La commission a examiné les extraits de décisions judiciaires communiqués par le gouvernement. Elle a noté en particulier que, selon la jurisprudence établie par la Cour suprême de justice, la faute grave et inexcusable présuppose l'existence d'un comportement téméraire inexcusable -- et non pas une simple imprudence ou distraction -- réprouvé par un sentiment élémentaire de prudence et constituant la cause unique de l'accident. A cet égard, la commission estime qu'une telle définition de la faute grave et inexcusable ne paraît pas permettre dans tous les cas son assimilation à une faute intentionnelle au sens de l'article 69 f) de la convention, dans la mesure où la notion susmentionnée de faute grave et inexcusable ne semble pas nécessairement tenir compte de l'intention de l'auteur de l'acte. En outre, il ressort de l'application de cette jurisprudence dans les différents cas communiqués par le gouvernement que, dans certains de ceux-ci, une faute grave mais non intentionnelle ait entraîné la décaractérisation de l'accident.
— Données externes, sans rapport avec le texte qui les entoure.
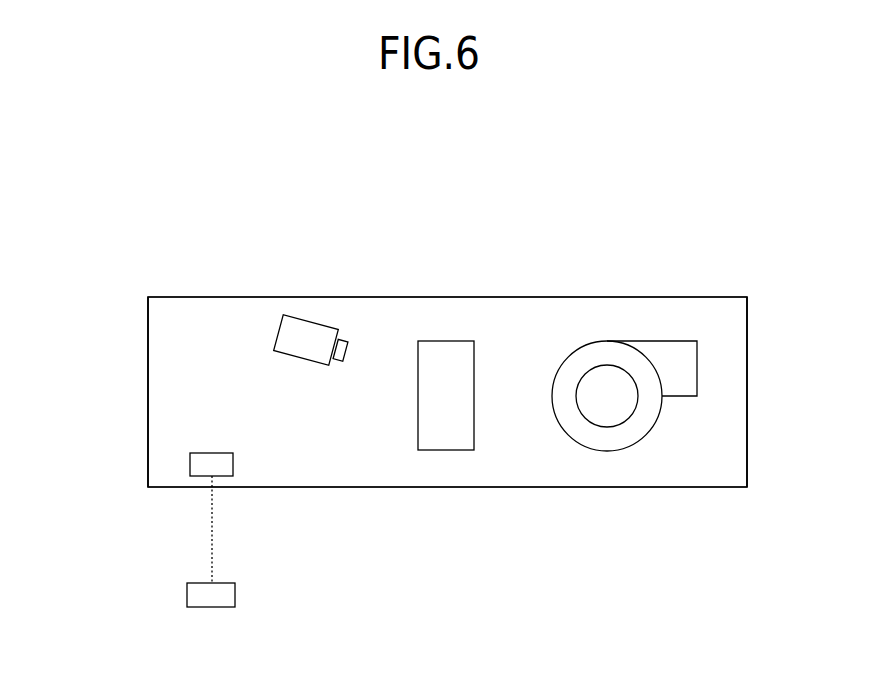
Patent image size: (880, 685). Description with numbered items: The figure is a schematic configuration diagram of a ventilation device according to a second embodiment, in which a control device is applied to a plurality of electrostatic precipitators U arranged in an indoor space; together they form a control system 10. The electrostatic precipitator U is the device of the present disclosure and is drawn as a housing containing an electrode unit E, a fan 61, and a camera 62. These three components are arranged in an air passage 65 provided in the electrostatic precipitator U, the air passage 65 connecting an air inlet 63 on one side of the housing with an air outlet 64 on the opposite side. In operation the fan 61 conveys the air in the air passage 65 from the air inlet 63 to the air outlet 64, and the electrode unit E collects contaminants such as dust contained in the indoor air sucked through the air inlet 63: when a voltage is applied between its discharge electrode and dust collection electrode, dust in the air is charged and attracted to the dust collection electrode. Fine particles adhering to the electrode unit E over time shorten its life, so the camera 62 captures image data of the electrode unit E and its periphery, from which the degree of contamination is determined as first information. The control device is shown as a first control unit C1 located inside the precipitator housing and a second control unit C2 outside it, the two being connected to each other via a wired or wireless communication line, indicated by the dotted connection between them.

The control system 10 is at (576, 172).
The electrostatic precipitator U is at (339, 297).
The fan 61 is at (610, 342).
The camera 62 is at (302, 358).
The air inlet 63 is at (147, 395).
The air outlet 64 is at (748, 375).
The air passage 65 is at (338, 461).
The electrode unit E is at (453, 450).
The first control unit C1 is at (190, 467).
The second control unit C2 is at (187, 598).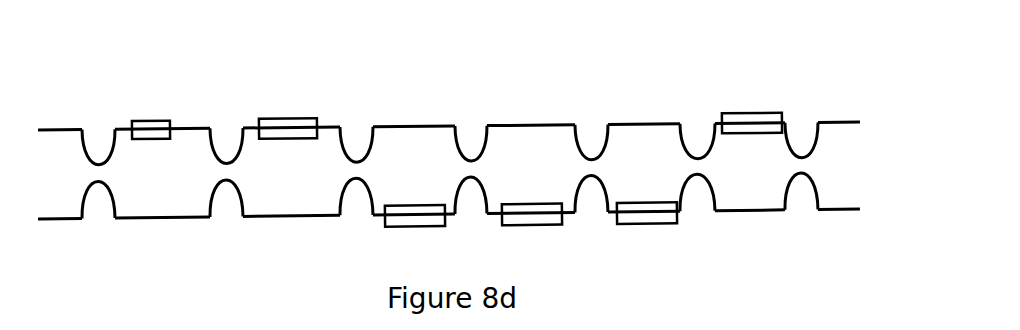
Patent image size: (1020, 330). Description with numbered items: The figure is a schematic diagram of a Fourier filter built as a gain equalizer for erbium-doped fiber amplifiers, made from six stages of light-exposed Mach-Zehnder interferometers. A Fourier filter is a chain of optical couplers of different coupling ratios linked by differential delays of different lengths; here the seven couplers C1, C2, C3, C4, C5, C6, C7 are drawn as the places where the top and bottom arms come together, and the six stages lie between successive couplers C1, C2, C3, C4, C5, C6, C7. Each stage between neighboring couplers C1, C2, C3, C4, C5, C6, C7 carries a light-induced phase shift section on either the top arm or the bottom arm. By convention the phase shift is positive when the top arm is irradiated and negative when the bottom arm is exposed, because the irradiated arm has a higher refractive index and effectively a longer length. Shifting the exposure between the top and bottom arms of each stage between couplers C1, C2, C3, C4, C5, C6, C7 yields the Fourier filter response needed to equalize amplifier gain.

The grating section C1 is at (99, 157).
The grating section C2 is at (225, 157).
The grating section C3 is at (355, 154).
The grating section C4 is at (469, 154).
The grating section C5 is at (589, 152).
The grating section C6 is at (696, 149).
The grating section C7 is at (800, 149).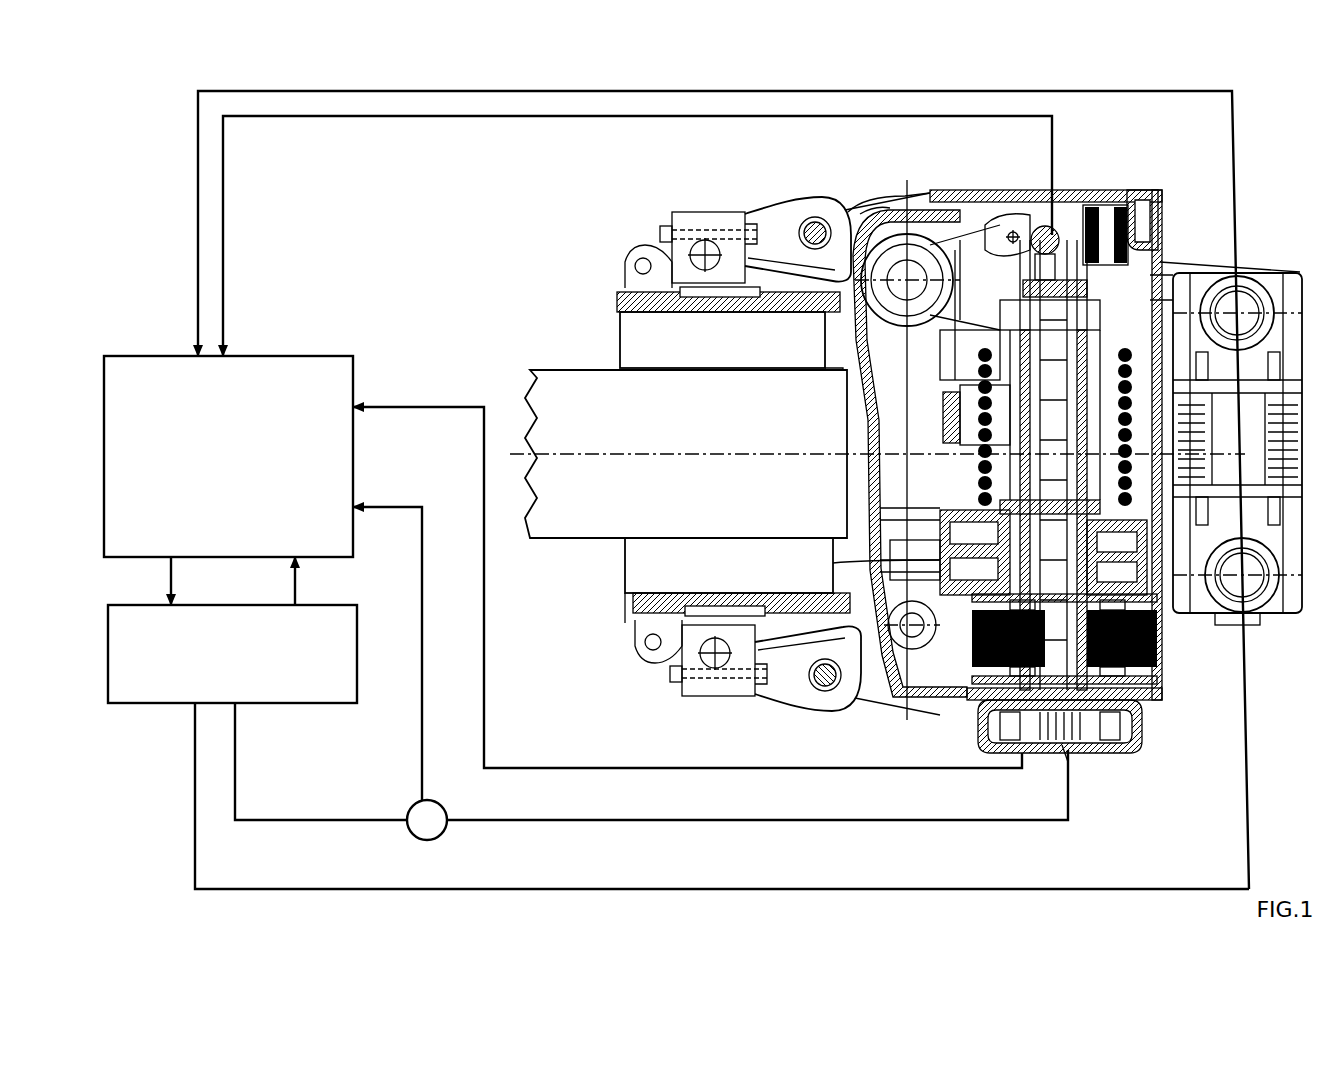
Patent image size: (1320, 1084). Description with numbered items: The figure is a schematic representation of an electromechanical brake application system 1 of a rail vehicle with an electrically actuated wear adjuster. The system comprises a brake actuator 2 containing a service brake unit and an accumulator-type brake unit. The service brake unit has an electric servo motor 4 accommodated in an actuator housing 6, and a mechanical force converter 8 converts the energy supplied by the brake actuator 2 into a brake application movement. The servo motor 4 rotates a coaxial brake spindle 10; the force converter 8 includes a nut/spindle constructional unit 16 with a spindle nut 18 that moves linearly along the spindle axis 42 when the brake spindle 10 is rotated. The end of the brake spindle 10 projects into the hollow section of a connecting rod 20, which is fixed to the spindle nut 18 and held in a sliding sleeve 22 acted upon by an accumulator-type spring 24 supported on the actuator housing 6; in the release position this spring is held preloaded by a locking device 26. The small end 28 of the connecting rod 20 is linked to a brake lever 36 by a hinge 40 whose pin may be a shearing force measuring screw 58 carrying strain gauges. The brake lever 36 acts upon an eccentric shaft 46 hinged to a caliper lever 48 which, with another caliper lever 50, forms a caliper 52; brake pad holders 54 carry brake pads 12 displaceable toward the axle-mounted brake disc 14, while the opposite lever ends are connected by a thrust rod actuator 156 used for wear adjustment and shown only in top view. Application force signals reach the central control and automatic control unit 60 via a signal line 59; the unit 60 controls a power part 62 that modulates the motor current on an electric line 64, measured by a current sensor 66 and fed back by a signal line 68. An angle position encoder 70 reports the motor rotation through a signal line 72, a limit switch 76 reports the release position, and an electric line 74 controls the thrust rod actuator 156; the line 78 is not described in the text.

The electromechanical brake application system 1 is at (600, 202).
The brake actuator 2 is at (1183, 650).
The electric servo motor 4 is at (965, 712).
The actuator housing 6 is at (1156, 236).
The mechanical force converter 8 is at (1107, 160).
The brake spindle 10 is at (945, 416).
The brake pads 12 is at (626, 343).
The axle-mounted brake disc 14 is at (562, 528).
The nut/spindle constructional unit 16 is at (976, 462).
The spindle nut 18 is at (976, 484).
The connecting rod 20 is at (1157, 196).
The sliding sleeve 22 is at (953, 370).
The accumulator-type spring 24 is at (945, 432).
The locking device 26 is at (833, 563).
The small end 28 is at (1075, 265).
The brake lever 36 is at (1000, 215).
The hinge 40 is at (1106, 230).
The spindle axis 42 is at (1068, 760).
The eccentric shaft 46 is at (874, 214).
The caliper lever 48 is at (840, 206).
The caliper lever 50 is at (850, 705).
The caliper 52 is at (605, 310).
The brake pad holders 54 is at (617, 275).
The shearing force measuring screw 58 is at (1036, 226).
The signal line 59 is at (704, 116).
The central control and automatic control unit 60 is at (202, 468).
The power part 62 is at (209, 668).
The electric line 64 is at (663, 822).
The current sensor 66 is at (427, 840).
The signal line 68 is at (422, 660).
The angle position encoder 70 is at (1145, 728).
The signal line 72 is at (570, 768).
The electric line 74 is at (870, 889).
The limit switch 76 is at (907, 415).
The supply line 78 is at (1232, 112).
The thrust rod actuator 156 is at (1286, 610).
La commission exprime en conséquence l'espoir que le gouvernement pourra, à la lumière des commentaires susmentionnés, réexaminer la question lors de l'élaboration de la réglementation de l'application de la loi no 100/97 de 1997 portant adoption du nouveau régime juridique des accidents du travail et maladies professionnelles, de manière à limiter la suspension des prestations dues en cas de lésions professionnelles aux seuls cas de faute intentionnelle conformément à cette disposition de la convention.

3. Partie VII (Prestations aux familles), article 43. Dans ses précédents commentaires, la commission avait noté que l'article 15 du décret-loi no 133-B/97 établissant le régime juridique des prestations familiales du régime général de sécurité sociale soumet, sauf pour les titulaires de pensions, l'attribution de l'allocation familiale à l'accomplissement d'un stage de six mois d'enregistrement des rémunérations, continus ou interrompus, dans les 12 mois précédant le deuxième mois antérieur à la demande. Etant donné qu'aux termes de l'article 43 de la convention le stage ne doit pas dépasser soit trois mois de cotisation ou d'emploi, soit une année de résidence au cours d'une période prescrite, la commission avait prié le gouvernement d'indiquer les mesures prises ou envisagées pour assurer la pleine application de cette disposition de la convention. Dans sa réponse, le gouvernement reconnaît que la condition de stage prévue par l'article 15 du décret-loi susmentionné n'est pas conforme à la convention, et précise que le régime juridique des prestations familiales, qui est à l'étude, va faire l'objet d'améliorations, la question de la condition de stage étant notamment envisagée. De son côté, la CGTP-IN déclare que cette condition de stage est en violation manifeste des dispositions de l'article 43 de la convention et constitue une régression par rapport au régime précédemment en vigueur, qui ne prévoyait aucune période de stage. La commission espère en conséquence que les mesures appropriées pourront être prises dans un proche avenir afin de mettre la législation et la pratique nationales en pleine conformité avec la convention sur ce point important.

[Le gouvernement est prié de communiquer un rapport détaillé en 1999.]